The family system that surrounds a child’s home environment will play an active role in establishing and promoting behaviors, such as oral hygiene practices and dietary habits [5, 18, 27, 28], that will persist throughout life [29, 30]. We speculate that when the number of children in a family is high, the individual care and attention given by parents to a child may be less. Our assumption rests on the resource dilution hypothesis proposed by Blake [7] and elaborated by Downey [31]. The resource dilution hypothesis proposes that sibling variables, such as number of children in a family and the birth order position of children, are related to the cultural and material resources that parents provide for their children. The greater the number of children in a family or the later their birth order position, the more they have to share family resources and the lower their performance [32]. In most countries, the chances to obtain a college degree are negatively associated with family size [33]. Asano [34] found that psychological support from parents reported by the eldest siblings is significantly higher than for the youngest. Studies have observed that earlier-born children are subject to more rules and monitoring by parents than later-born children [35, 36]. Other hypotheses regarding the mechanisms behind the birth-order effect suggest sibling influences [37], and strategic parental behavior [36]. In line with this, we speculate that later-born children are likely to be exposed to sugar-containing products earlier compared with first-born children. Regarding sugar introduction, dietary patterns in infancy, characterized by a greater number of highly sweetened foods and drinks in the first year of age, are strongly associated with the incidence of childhood caries in subsequent years [38]. However, empirical evidence on which mechanisms are most important for explaining birth-order effects is limited. Our results suggest that differential parental investments may partially explain birth-order effects because parental time and resources are limited, and thus, the risk of developing dental caries is higher.
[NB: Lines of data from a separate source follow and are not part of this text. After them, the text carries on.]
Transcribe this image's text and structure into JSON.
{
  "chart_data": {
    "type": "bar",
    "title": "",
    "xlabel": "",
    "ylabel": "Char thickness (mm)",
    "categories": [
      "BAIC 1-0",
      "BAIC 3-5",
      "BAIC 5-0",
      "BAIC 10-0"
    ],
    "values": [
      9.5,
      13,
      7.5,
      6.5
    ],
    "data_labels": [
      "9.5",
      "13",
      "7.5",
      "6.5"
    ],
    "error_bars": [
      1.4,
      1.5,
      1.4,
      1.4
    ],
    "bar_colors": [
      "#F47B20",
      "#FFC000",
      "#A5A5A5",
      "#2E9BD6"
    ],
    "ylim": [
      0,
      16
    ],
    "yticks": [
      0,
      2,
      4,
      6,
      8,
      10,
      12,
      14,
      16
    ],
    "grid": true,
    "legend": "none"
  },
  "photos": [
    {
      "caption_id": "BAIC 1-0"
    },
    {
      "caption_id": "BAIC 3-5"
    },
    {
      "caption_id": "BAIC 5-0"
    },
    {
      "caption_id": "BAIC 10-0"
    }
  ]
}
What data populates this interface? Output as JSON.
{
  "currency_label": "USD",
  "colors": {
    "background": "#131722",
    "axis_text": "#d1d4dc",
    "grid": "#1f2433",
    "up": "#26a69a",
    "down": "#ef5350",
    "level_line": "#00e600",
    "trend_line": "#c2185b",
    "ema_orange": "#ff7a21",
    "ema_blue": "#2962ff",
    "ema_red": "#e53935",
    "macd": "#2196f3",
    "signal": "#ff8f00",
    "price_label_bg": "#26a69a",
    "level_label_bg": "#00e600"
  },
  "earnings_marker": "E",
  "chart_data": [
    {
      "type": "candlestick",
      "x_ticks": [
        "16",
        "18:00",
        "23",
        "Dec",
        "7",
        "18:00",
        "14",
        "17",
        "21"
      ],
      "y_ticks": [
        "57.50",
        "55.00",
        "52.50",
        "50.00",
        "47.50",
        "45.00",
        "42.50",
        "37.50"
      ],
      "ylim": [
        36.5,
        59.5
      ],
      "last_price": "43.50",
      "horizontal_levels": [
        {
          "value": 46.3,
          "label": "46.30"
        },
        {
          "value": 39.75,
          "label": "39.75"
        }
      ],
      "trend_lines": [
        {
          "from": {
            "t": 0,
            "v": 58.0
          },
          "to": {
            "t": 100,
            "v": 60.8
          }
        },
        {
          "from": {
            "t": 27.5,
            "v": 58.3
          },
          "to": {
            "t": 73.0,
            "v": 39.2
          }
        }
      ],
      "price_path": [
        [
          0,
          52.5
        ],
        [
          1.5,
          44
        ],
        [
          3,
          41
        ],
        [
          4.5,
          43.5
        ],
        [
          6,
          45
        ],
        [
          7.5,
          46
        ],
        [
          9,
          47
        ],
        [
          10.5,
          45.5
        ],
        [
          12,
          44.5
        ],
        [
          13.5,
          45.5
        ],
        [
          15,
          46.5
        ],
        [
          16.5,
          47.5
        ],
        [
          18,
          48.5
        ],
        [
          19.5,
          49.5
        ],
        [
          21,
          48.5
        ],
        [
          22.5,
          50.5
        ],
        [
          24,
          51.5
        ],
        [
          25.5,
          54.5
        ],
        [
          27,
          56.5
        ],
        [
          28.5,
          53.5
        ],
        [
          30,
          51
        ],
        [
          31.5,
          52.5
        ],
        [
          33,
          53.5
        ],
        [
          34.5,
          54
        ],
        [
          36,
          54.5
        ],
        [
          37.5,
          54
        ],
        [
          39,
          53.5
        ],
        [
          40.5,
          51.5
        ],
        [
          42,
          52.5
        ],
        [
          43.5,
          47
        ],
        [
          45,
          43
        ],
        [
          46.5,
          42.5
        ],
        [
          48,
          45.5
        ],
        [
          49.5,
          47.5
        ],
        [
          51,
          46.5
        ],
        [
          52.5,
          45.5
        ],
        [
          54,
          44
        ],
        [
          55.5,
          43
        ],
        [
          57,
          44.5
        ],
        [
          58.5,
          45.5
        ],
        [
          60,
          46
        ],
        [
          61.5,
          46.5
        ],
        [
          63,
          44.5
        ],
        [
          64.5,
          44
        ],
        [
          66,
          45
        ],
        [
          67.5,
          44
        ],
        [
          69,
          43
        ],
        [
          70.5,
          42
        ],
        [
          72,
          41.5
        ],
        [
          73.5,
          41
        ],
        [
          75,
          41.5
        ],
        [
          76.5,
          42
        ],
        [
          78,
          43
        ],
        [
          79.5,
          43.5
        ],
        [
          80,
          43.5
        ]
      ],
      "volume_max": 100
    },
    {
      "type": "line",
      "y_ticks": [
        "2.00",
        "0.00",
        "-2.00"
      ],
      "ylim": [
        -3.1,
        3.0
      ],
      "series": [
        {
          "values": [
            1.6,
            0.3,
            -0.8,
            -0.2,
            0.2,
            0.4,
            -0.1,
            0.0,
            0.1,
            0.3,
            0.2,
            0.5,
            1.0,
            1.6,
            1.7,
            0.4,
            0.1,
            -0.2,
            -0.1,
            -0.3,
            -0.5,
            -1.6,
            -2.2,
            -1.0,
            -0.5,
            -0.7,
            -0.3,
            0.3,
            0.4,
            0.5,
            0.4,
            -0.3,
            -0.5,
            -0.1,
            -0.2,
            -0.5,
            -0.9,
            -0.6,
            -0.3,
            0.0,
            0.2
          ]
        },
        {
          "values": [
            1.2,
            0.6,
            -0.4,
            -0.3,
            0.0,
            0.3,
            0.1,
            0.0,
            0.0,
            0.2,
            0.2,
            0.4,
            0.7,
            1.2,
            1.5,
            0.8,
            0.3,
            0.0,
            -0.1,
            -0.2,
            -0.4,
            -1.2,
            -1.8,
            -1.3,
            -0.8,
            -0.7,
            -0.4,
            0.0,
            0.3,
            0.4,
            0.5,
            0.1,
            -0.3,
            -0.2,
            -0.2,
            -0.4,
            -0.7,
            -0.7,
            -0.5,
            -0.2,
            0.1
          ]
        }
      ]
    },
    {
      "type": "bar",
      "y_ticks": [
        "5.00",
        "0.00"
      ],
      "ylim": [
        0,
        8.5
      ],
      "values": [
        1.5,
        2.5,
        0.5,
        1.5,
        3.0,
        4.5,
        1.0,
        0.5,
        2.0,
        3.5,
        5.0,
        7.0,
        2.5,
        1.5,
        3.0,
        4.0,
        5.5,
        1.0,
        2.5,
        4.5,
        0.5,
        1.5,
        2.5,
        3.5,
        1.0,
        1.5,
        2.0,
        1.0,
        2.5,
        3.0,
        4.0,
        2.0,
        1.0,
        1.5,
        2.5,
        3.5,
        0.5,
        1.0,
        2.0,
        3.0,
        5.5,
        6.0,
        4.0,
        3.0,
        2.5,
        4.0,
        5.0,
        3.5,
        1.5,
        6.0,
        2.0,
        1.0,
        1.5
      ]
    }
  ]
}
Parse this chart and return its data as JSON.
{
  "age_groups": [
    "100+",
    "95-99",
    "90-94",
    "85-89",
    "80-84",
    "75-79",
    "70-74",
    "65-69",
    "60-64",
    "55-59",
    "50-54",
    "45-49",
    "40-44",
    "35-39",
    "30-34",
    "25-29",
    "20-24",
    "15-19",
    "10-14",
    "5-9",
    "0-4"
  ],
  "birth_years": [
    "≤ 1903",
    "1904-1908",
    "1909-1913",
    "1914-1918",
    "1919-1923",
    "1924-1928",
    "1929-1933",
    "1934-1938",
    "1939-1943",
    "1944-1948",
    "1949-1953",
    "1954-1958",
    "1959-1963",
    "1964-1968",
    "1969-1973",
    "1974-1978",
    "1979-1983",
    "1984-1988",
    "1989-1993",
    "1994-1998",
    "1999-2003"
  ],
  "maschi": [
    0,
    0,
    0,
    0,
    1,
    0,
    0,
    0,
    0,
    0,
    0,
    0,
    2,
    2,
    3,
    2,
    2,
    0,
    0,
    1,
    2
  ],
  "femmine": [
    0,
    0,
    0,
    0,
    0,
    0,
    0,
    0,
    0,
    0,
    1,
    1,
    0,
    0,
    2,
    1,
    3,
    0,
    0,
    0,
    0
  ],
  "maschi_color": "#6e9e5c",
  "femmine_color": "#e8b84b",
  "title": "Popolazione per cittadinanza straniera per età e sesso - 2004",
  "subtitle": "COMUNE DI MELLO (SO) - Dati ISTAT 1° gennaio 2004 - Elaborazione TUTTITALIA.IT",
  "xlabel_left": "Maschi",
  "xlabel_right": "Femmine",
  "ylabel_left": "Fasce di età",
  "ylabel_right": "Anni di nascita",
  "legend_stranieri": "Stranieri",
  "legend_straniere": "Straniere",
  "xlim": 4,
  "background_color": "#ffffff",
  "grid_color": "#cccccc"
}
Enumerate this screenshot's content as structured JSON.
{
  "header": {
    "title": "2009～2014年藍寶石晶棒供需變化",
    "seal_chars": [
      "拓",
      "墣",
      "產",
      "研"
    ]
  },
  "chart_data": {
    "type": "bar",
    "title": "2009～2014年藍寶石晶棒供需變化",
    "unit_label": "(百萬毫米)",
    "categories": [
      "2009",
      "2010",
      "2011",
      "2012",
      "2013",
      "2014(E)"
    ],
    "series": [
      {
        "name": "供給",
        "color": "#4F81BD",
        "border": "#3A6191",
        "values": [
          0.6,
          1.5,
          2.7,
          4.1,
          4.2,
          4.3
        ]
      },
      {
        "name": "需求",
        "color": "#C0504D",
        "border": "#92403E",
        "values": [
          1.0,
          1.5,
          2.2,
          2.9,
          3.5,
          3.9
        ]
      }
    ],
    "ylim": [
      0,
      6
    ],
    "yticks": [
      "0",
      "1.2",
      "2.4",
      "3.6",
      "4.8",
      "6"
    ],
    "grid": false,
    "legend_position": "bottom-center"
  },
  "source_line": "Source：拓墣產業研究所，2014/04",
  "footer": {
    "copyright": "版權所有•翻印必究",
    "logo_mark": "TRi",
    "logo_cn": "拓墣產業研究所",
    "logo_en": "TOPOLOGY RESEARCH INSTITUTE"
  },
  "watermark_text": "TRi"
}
The psychosocial factors affecting parental ability to maintain the oral health of their children might be reflected in several variables in the family structure. Another plausible mechanism is that, on average, later-born children are more exposed to family disruptions, experiencing events, such as divorce and loss of a parent, at younger ages than their older siblings [39].

Compared with other registry-based research studies, our study has inherent limitations. No information on dietary or oral hygiene habits could be retrieved, since this information are not included in Swedish health and oral health registers.

Random errors pose a risk because the diagnosis of manifest caries is occasionally under- or over-reported due to inter-variability. However, increasing the size of the cohort reduces random errors, which approach zero if the cohort becomes infinitely large [40]. In the present study, the final cohort comprised 65,259 children, so the risk of random error is minor. Our results can be considered generalizable to Swedish preschool children since all children born in 2000–2003 who were residing in Stockholm County, Sweden, at age 3 years and were followed until age 7 years were included. The drop-out rate of 22% is another limitation. Children who were lost to follow-up generally came from families with a significantly lower socioeconomic status, that is, lower educational level and lower family income. Furthermore, the mothers of dropouts were more often born abroad, smoked in early pregnancy, and obese. However, in this study, the most common reason for dropping out was that the child had moved out of the area and no significant differences in child characteristics between the dropouts and the study population were observed.

Conclusions

The present study demonstrates how later-born children are at risk of developing caries between age 3- and 7 years compared to first-born children. Since risk increases with higher birth order, this information should be helpful for pediatric dental personnel when assessing caries risk in young children with older siblings, thus ensuring that parents of large families receive adequate guidelines and the young children, the maximum benefit of the various available preventive systems.